UCCE Marin, in collaboration with Marin County leadership has established four key objectives for the Ag Team, representing changes in knowledge, intensions, decision-making and actions.
•The cohort will develop an understanding of both the separate and shared interests of county staff and the agricultural community, enabling them to appreciate the needs and important contributions of the other
•The cohort will affirm the County’s commitment to identify and pursue improvements in specific permit processes that impact agricultural operations
•The cohort will apply consistent focus of review that is appropriate to the ag operators’ objectives, balancing this with the County’s interest in protecting public health and safety.

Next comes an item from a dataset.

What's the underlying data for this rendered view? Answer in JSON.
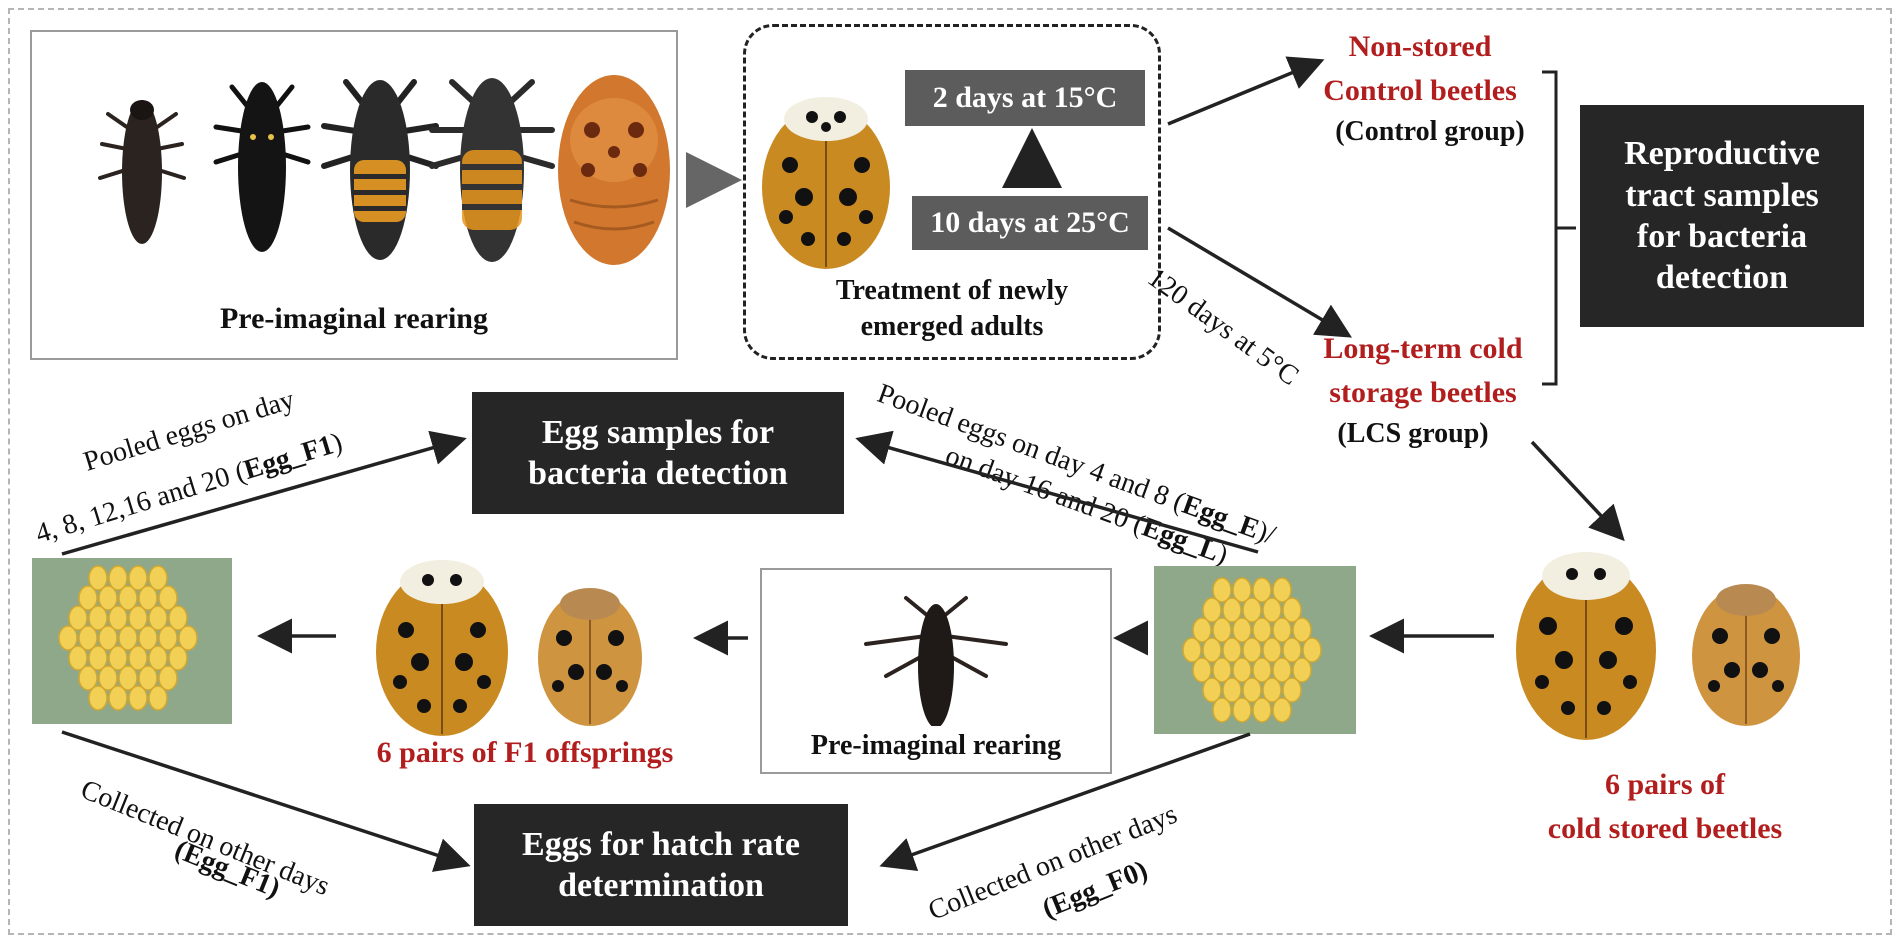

•The County will experience an increase in the total number of ag-related projects successfully submitted and approved.
2022 Progress:
The Marin County Agricultural Team has completed over eight months of learning through brown bag session, field trips, and other panel presentations to engage Marin Agriculture and explore ways in which Marin County Departments interact with producers and their agricultural diversification projects. This learning is now culminating through the Agricultural Team’s efforts to develop a set of recommendations for workflow processes and broader land use policies to improve agricultural project review and approval. The set of recommendations will be presented to respective departmental directors and incorporated into departmental processes in the coming year. Separately from this implementation, the approach and process for forming county based agricultural teams is being shared at the UC ANR Statewide Conference in April, 2023.